O conceito da r* tem suas raízes no trabalho do economista sueco Knut Wicksell e outros no século 19. Os economistas Thomas Laubach e o agora novo Presidente do New York Fed John Williams, em um influente artigo de 2003, popularizaram a visão moderna da r* como “a taxa de juros real de curto prazo consistente com o output (PIB) convergindo para o potencial, onde potencial é o nível de output consistente com inflação estável”.
A r* ganhou tração em 1993 como o termo intercepto na famosa regra de política de taxa de juros do economista John Taylor, “escrita em termos reais com a taxa defasada de inflação servindo como uma proxy para a inflação esperada”. Uma mudança pelos bancos centrais em direção a uma estratégia de metas de taxas de juros de curto prazo durante os anos 1980s, e o arcabouço analítico que emergiu nos anos 1990s – o chamado Modelo Novo Keynesiano” – estabeleceram ainda mais a r* como um conceito chave para a política monetária.
Quando uma política rastreia a r*, como a regra de Taylor, a taxa natural influencia a política de juros e, por extensão, as taxas de juros ao longo de todas as maturidades. No entanto, tal estratégia não necessariamente garante um resultado ótimo. A subotimalidade pode surgir quando tanto rigidezes nominais e reais coexistem – isto é, preços e remunerações são lentos em responderem (os conhecidos “stick prices and wages”) (2).
O caráter restritivo da política monetária pode ser aferido ao examinar o hiato entre a 3-month (short-term) real (inflation-adjusted) rate [taxa real curto prazo (3 meses) ajustada pela inflação] e a correspondente r* de 3 meses.
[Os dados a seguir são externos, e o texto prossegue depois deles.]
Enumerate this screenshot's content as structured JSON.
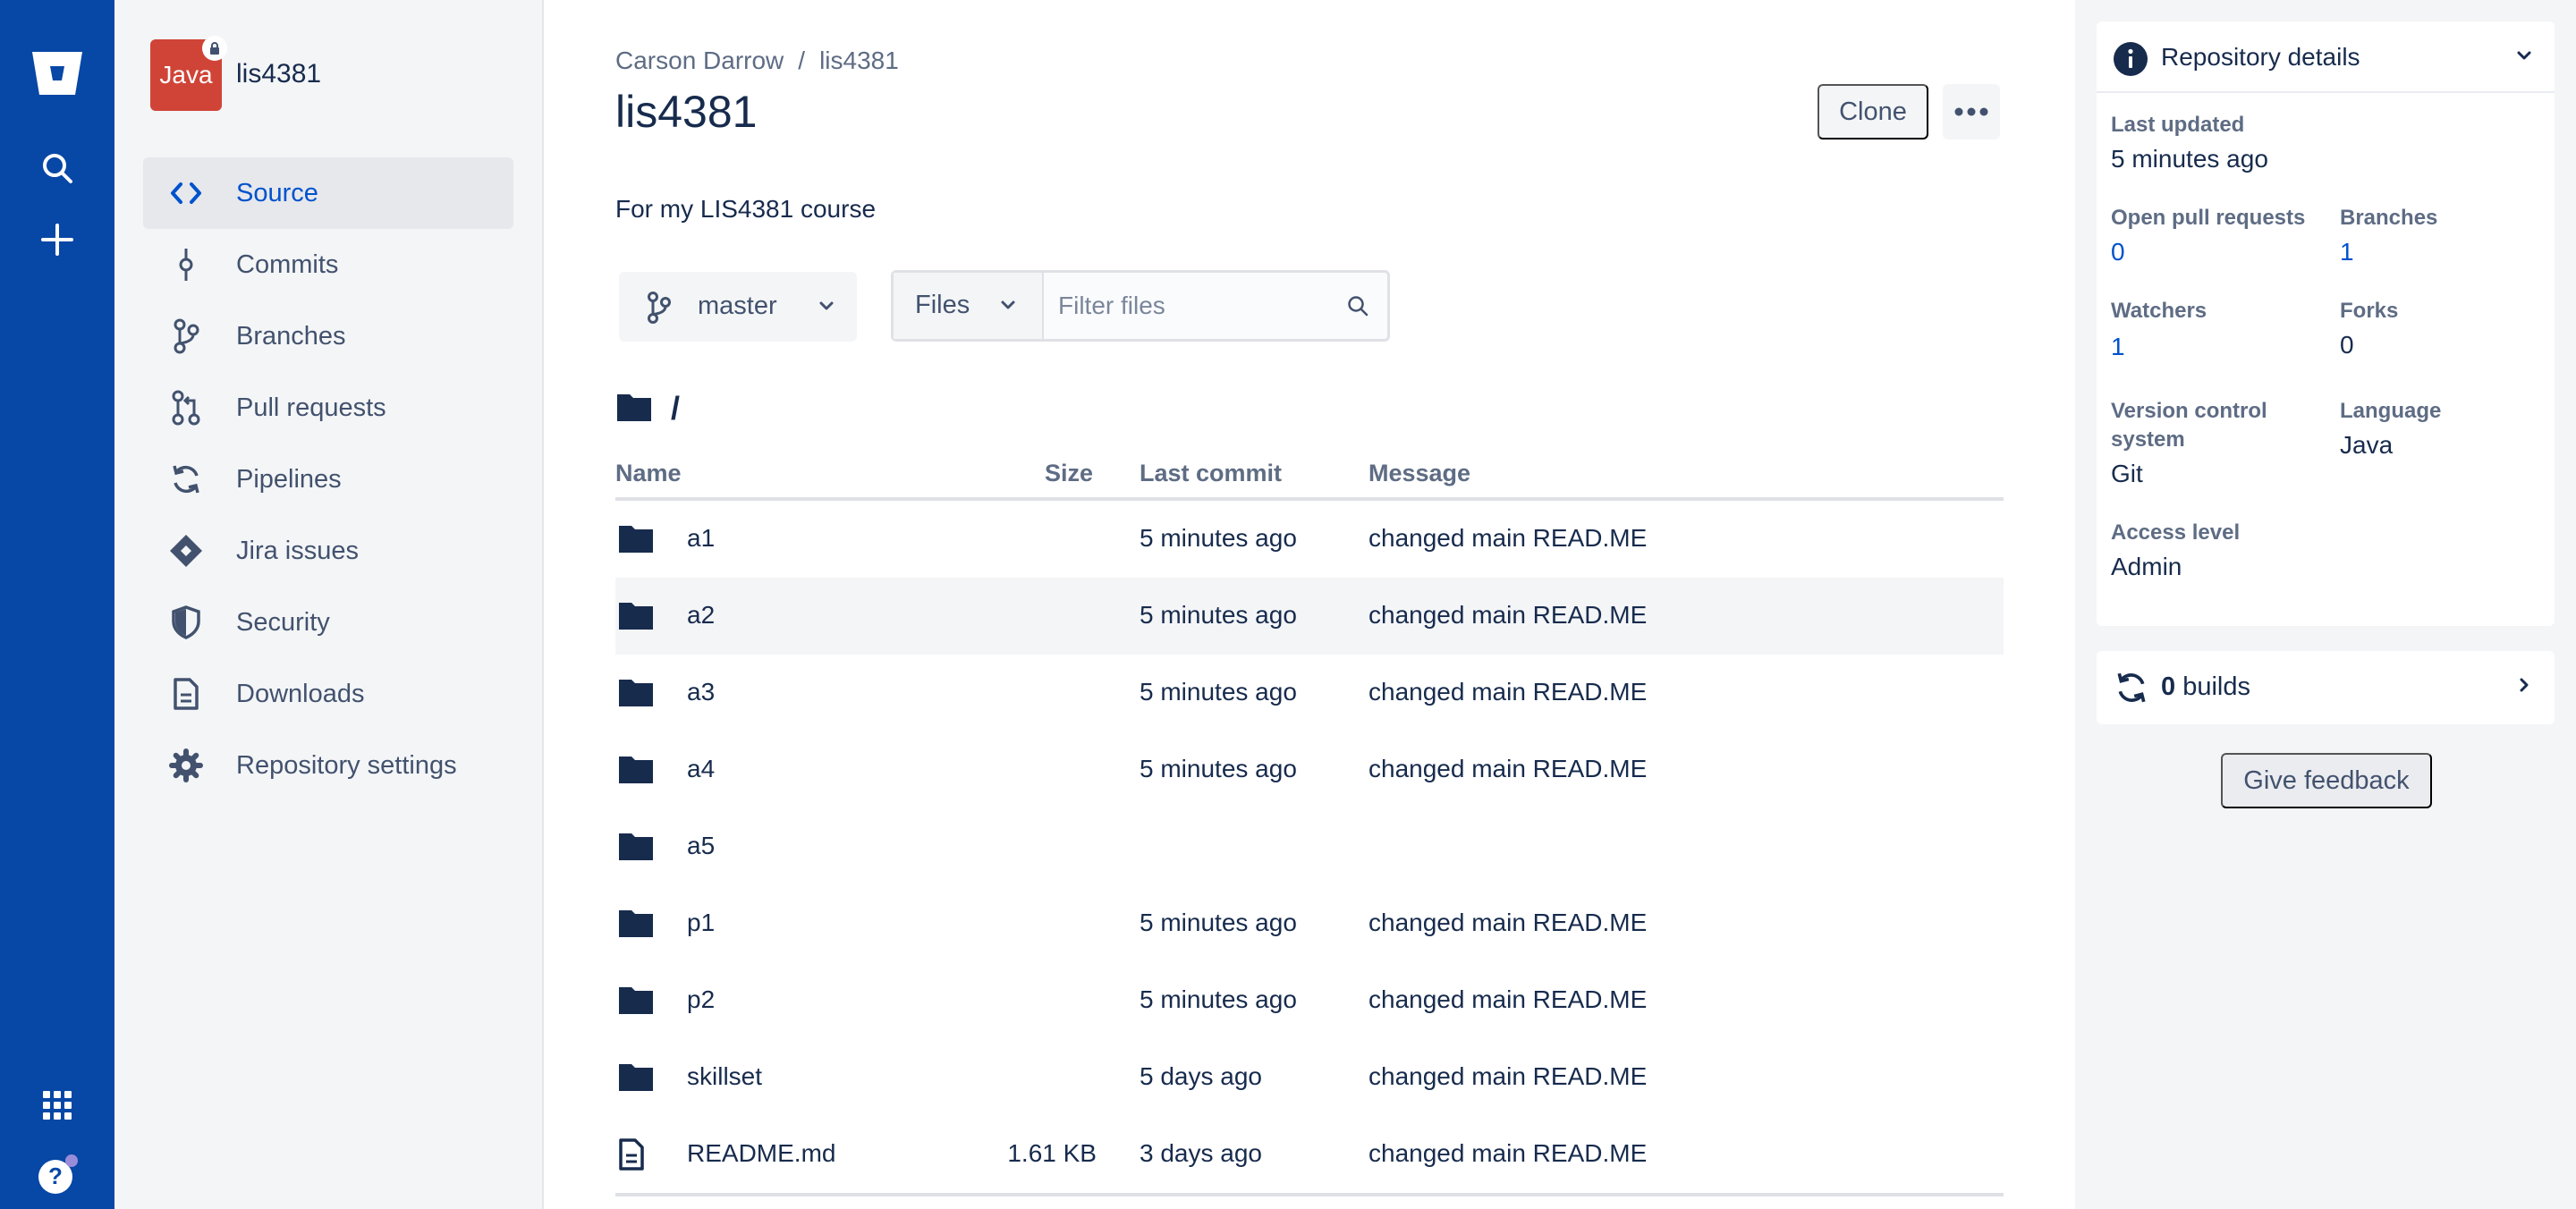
{
  "colors": {
    "global_nav": "#0747a6",
    "link": "#0052cc",
    "text": "#172b4d",
    "muted": "#5e6c84",
    "avatar": "#d04437"
  },
  "project": {
    "avatar_text": "Java",
    "name": "lis4381"
  },
  "sidebar": {
    "items": [
      {
        "label": "Source",
        "icon": "code-icon",
        "active": true
      },
      {
        "label": "Commits",
        "icon": "commit-icon"
      },
      {
        "label": "Branches",
        "icon": "branch-icon"
      },
      {
        "label": "Pull requests",
        "icon": "pull-request-icon"
      },
      {
        "label": "Pipelines",
        "icon": "pipelines-icon"
      },
      {
        "label": "Jira issues",
        "icon": "jira-icon"
      },
      {
        "label": "Security",
        "icon": "shield-icon"
      },
      {
        "label": "Downloads",
        "icon": "document-icon"
      },
      {
        "label": "Repository settings",
        "icon": "gear-icon"
      }
    ]
  },
  "breadcrumb": {
    "owner": "Carson Darrow",
    "separator": "/",
    "repo": "lis4381"
  },
  "header": {
    "title": "lis4381",
    "clone_label": "Clone"
  },
  "description": "For my LIS4381 course",
  "branch_selector": {
    "label": "master"
  },
  "filter": {
    "mode": "Files",
    "placeholder": "Filter files"
  },
  "path": "/",
  "table": {
    "columns": {
      "name": "Name",
      "size": "Size",
      "last_commit": "Last commit",
      "message": "Message"
    },
    "rows": [
      {
        "name": "a1",
        "type": "folder",
        "size": "",
        "last_commit": "5 minutes ago",
        "message": "changed main READ.ME"
      },
      {
        "name": "a2",
        "type": "folder",
        "size": "",
        "last_commit": "5 minutes ago",
        "message": "changed main READ.ME"
      },
      {
        "name": "a3",
        "type": "folder",
        "size": "",
        "last_commit": "5 minutes ago",
        "message": "changed main READ.ME"
      },
      {
        "name": "a4",
        "type": "folder",
        "size": "",
        "last_commit": "5 minutes ago",
        "message": "changed main READ.ME"
      },
      {
        "name": "a5",
        "type": "folder",
        "size": "",
        "last_commit": "",
        "message": ""
      },
      {
        "name": "p1",
        "type": "folder",
        "size": "",
        "last_commit": "5 minutes ago",
        "message": "changed main READ.ME"
      },
      {
        "name": "p2",
        "type": "folder",
        "size": "",
        "last_commit": "5 minutes ago",
        "message": "changed main READ.ME"
      },
      {
        "name": "skillset",
        "type": "folder",
        "size": "",
        "last_commit": "5 days ago",
        "message": "changed main READ.ME"
      },
      {
        "name": "README.md",
        "type": "file",
        "size": "1.61 KB",
        "last_commit": "3 days ago",
        "message": "changed main READ.ME"
      }
    ]
  },
  "details": {
    "title": "Repository details",
    "last_updated_label": "Last updated",
    "last_updated_value": "5 minutes ago",
    "open_prs_label": "Open pull requests",
    "open_prs_value": "0",
    "branches_label": "Branches",
    "branches_value": "1",
    "watchers_label": "Watchers",
    "watchers_value": "1",
    "forks_label": "Forks",
    "forks_value": "0",
    "vcs_label_line1": "Version control",
    "vcs_label_line2": "system",
    "vcs_value": "Git",
    "language_label": "Language",
    "language_value": "Java",
    "access_label": "Access level",
    "access_value": "Admin"
  },
  "builds": {
    "count": "0",
    "label": "builds"
  },
  "feedback_label": "Give feedback"
}
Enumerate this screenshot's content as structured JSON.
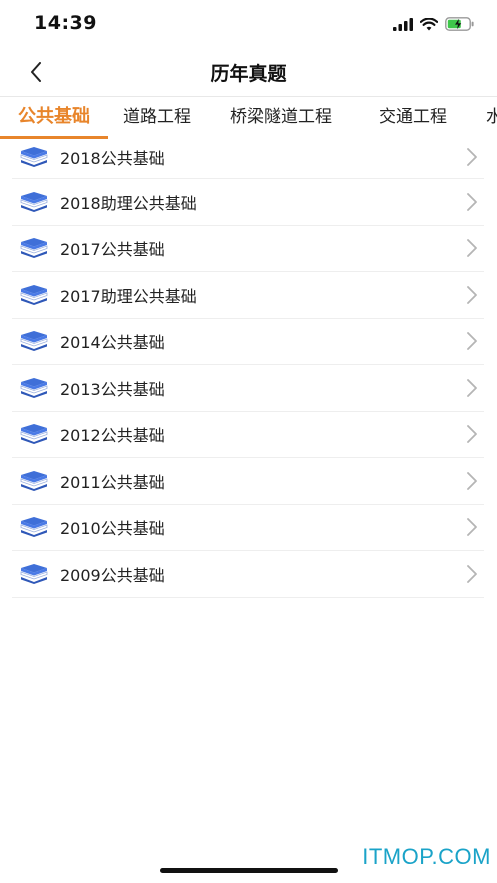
{
  "status_bar": {
    "time": "14:39",
    "icons": [
      "signal-icon",
      "wifi-icon",
      "battery-charging-icon"
    ]
  },
  "nav": {
    "title": "历年真题",
    "back_icon": "chevron-left-icon"
  },
  "tabs": [
    {
      "label": "公共基础",
      "active": true
    },
    {
      "label": "道路工程",
      "active": false
    },
    {
      "label": "桥梁隧道工程",
      "active": false
    },
    {
      "label": "交通工程",
      "active": false
    },
    {
      "label": "水",
      "active": false
    }
  ],
  "list": {
    "item_icon": "book-stack-icon",
    "arrow_icon": "chevron-right-icon",
    "items": [
      {
        "label": "2018公共基础"
      },
      {
        "label": "2018助理公共基础"
      },
      {
        "label": "2017公共基础"
      },
      {
        "label": "2017助理公共基础"
      },
      {
        "label": "2014公共基础"
      },
      {
        "label": "2013公共基础"
      },
      {
        "label": "2012公共基础"
      },
      {
        "label": "2011公共基础"
      },
      {
        "label": "2010公共基础"
      },
      {
        "label": "2009公共基础"
      }
    ]
  },
  "watermark": "ITMOP.COM",
  "colors": {
    "accent": "#e8852b",
    "book_blue": "#3f6fd8",
    "watermark": "#1aa3c8"
  }
}
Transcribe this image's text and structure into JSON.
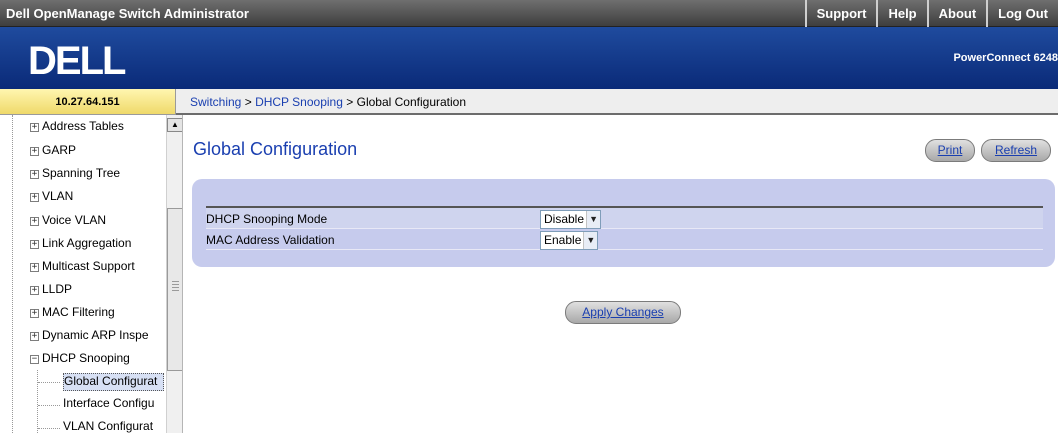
{
  "header": {
    "app_title": "Dell OpenManage Switch Administrator",
    "nav": [
      "Support",
      "Help",
      "About",
      "Log Out"
    ],
    "logo_text": "DELL",
    "model": "PowerConnect 6248"
  },
  "ip_address": "10.27.64.151",
  "breadcrumb": {
    "items": [
      "Switching",
      "DHCP Snooping",
      "Global Configuration"
    ],
    "separator": ">"
  },
  "sidebar": {
    "items": [
      {
        "label": "Address Tables",
        "expander": "+"
      },
      {
        "label": "GARP",
        "expander": "+"
      },
      {
        "label": "Spanning Tree",
        "expander": "+"
      },
      {
        "label": "VLAN",
        "expander": "+"
      },
      {
        "label": "Voice VLAN",
        "expander": "+"
      },
      {
        "label": "Link Aggregation",
        "expander": "+"
      },
      {
        "label": "Multicast Support",
        "expander": "+"
      },
      {
        "label": "LLDP",
        "expander": "+"
      },
      {
        "label": "MAC Filtering",
        "expander": "+"
      },
      {
        "label": "Dynamic ARP Inspe",
        "expander": "+"
      },
      {
        "label": "DHCP Snooping",
        "expander": "−"
      }
    ],
    "children": [
      {
        "label": "Global Configurat",
        "selected": true
      },
      {
        "label": "Interface Configu",
        "selected": false
      },
      {
        "label": "VLAN Configurat",
        "selected": false
      }
    ]
  },
  "main": {
    "title": "Global Configuration",
    "print_label": "Print",
    "refresh_label": "Refresh",
    "fields": [
      {
        "label": "DHCP Snooping Mode",
        "value": "Disable"
      },
      {
        "label": "MAC Address Validation",
        "value": "Enable"
      }
    ],
    "apply_label": "Apply Changes"
  },
  "colors": {
    "banner": "#0a2a78",
    "link": "#1a3fb0",
    "panel": "#c6cbed",
    "ip_panel": "#efd96a"
  }
}
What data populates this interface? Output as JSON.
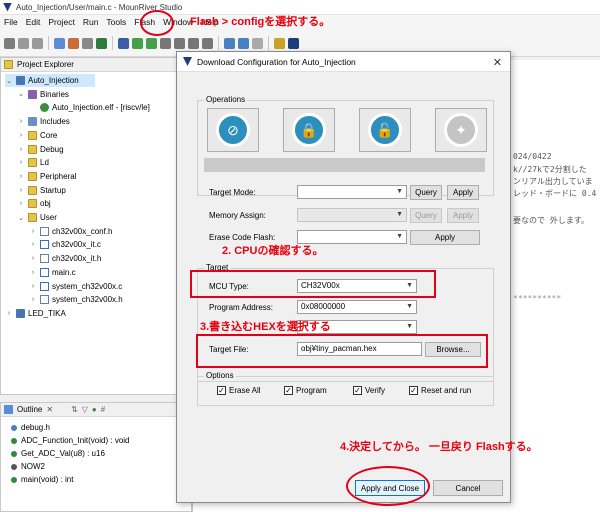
{
  "window": {
    "title": "Auto_Injection/User/main.c - MounRiver Studio"
  },
  "menu": [
    "File",
    "Edit",
    "Project",
    "Run",
    "Tools",
    "Flash",
    "Window",
    "Help"
  ],
  "explorer": {
    "title": "Project Explorer",
    "items": [
      {
        "label": "Auto_Injection",
        "icon": "proj",
        "indent": 0,
        "twisty": "v"
      },
      {
        "label": "Binaries",
        "icon": "bin",
        "indent": 1,
        "twisty": "v"
      },
      {
        "label": "Auto_Injection.elf - [riscv/le]",
        "icon": "elf",
        "indent": 2,
        "twisty": ""
      },
      {
        "label": "Includes",
        "icon": "inc",
        "indent": 1,
        "twisty": ">"
      },
      {
        "label": "Core",
        "icon": "folder",
        "indent": 1,
        "twisty": ">"
      },
      {
        "label": "Debug",
        "icon": "folder",
        "indent": 1,
        "twisty": ">"
      },
      {
        "label": "Ld",
        "icon": "folder",
        "indent": 1,
        "twisty": ">"
      },
      {
        "label": "Peripheral",
        "icon": "folder",
        "indent": 1,
        "twisty": ">"
      },
      {
        "label": "Startup",
        "icon": "folder",
        "indent": 1,
        "twisty": ">"
      },
      {
        "label": "obj",
        "icon": "folder",
        "indent": 1,
        "twisty": ">"
      },
      {
        "label": "User",
        "icon": "folder",
        "indent": 1,
        "twisty": "v"
      },
      {
        "label": "ch32v00x_conf.h",
        "icon": "hfile",
        "indent": 2,
        "twisty": ">"
      },
      {
        "label": "ch32v00x_it.c",
        "icon": "cfile",
        "indent": 2,
        "twisty": ">"
      },
      {
        "label": "ch32v00x_it.h",
        "icon": "hfile",
        "indent": 2,
        "twisty": ">"
      },
      {
        "label": "main.c",
        "icon": "cfile",
        "indent": 2,
        "twisty": ">"
      },
      {
        "label": "system_ch32v00x.c",
        "icon": "cfile",
        "indent": 2,
        "twisty": ">"
      },
      {
        "label": "system_ch32v00x.h",
        "icon": "hfile",
        "indent": 2,
        "twisty": ">"
      },
      {
        "label": "LED_TIKA",
        "icon": "proj",
        "indent": 0,
        "twisty": ">"
      }
    ]
  },
  "outline": {
    "title": "Outline",
    "items": [
      {
        "label": "debug.h",
        "color": "#4a7fc0"
      },
      {
        "label": "ADC_Function_Init(void) : void",
        "color": "#2e8b3a"
      },
      {
        "label": "Get_ADC_Val(u8) : u16",
        "color": "#2e8b3a"
      },
      {
        "label": "NOW2",
        "color": "#555555"
      },
      {
        "label": "main(void) : int",
        "color": "#2e8b3a"
      }
    ]
  },
  "editor": {
    "lines": [
      "024/0422",
      "k//27kで2分割した",
      "ンリアル出力していま",
      "レッド・ボードに 0.4",
      "要なので 外します。"
    ]
  },
  "dialog": {
    "title": "Download Configuration for Auto_Injection",
    "operations_label": "Operations",
    "target_mode_label": "Target Mode:",
    "memory_assign_label": "Memory Assign:",
    "erase_code_flash_label": "Erase Code Flash:",
    "query_label": "Query",
    "apply_label": "Apply",
    "target_group_label": "Target",
    "mcu_type_label": "MCU Type:",
    "mcu_type_value": "CH32V00x",
    "program_address_label": "Program Address:",
    "program_address_value": "0x08000000",
    "target_file_label": "Target File:",
    "target_file_value": "obj¥tiny_pacman.hex",
    "browse_label": "Browse...",
    "options_label": "Options",
    "erase_all_label": "Erase All",
    "program_label": "Program",
    "verify_label": "Verify",
    "reset_label": "Reset and run",
    "apply_close_label": "Apply and Close",
    "cancel_label": "Cancel"
  },
  "annotations": {
    "step1": "Flash > configを選択する。",
    "step2": "2. CPUの確認する。",
    "step3": "3.書き込むHEXを選択する",
    "step4": "4.決定してから。 一旦戻り Flashする。"
  },
  "colors": {
    "annotation": "#e0001a",
    "accent": "#0078d7"
  }
}
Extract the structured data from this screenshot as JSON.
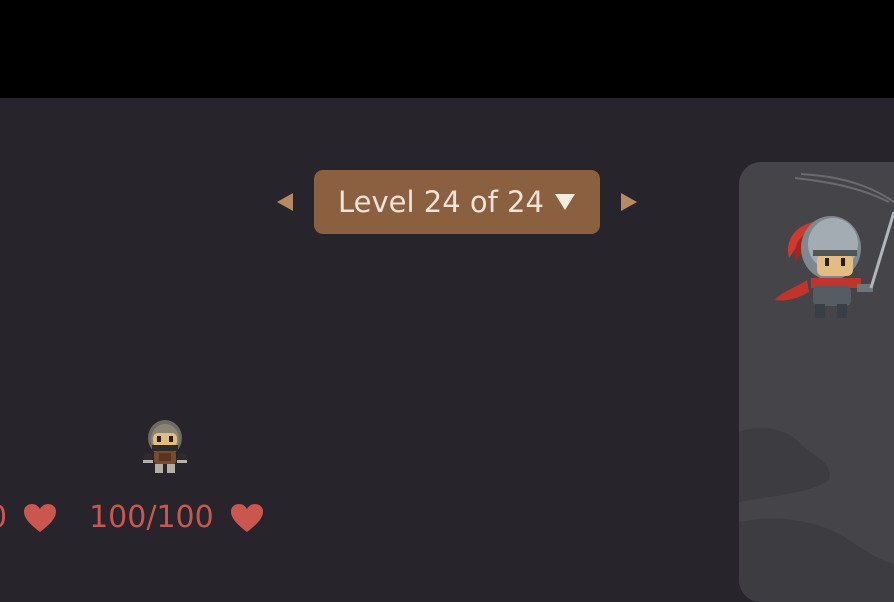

Quando o termo de curto prazo da taxa real é equivalente ao termo de curto prazo da r*, a política monetária é neutra. A política monetária é restritiva quando a taxa real está acima da r*, e é expansionista quando ela está abaixo. Isto é consistente com a regra de Taylor – quando a inflação e o hiato econômico indicam que a economia está operando em balanço em níveis acima ou abaixo daqueles consistentes com o mandato dual do Fed de máximo emprego e preços estáveis.
E como a taxa de juros real neutra é avaliada pelo Banco Central do Brasil? E como você empresa, organização ou instituição forma suas expectativas sobre o preço da moeda/dinheiro? Este é um interessante assunto, mas que fica para uma outra oportunidade!
Se sua empresa, organização ou instituição deseja saber mais sobre o preço da moeda/dinheiro, não hesite em nos contatar!
- Discordâncias sobre as taxas de juros nominais futuras criam desafios para o entendimento das políticas monetárias. Sendo assim Joseph Platzer, Robin Tietz e Jesper Linde fazem o seguinte esclarecimento. A taxa de juros natural está associada à “taxa de juros neutra”. A taxa de juros real neutra (que não é observável e pode ser estimada com alta incerteza) tem um componente lento e de longo prazo, bem como um componente de curto prazo. A taxa de juros natural de longo prazo é determinada por características demográficas e de desigualdade de renda, enquanto a taxa de juros neutra de curto prazo pode ser afetada por choques econômicos transitórios.
- Em outra oportunidade trataremos outros tipos de rigidezes (stickness) ou fricções que não somente por preços e remunerações.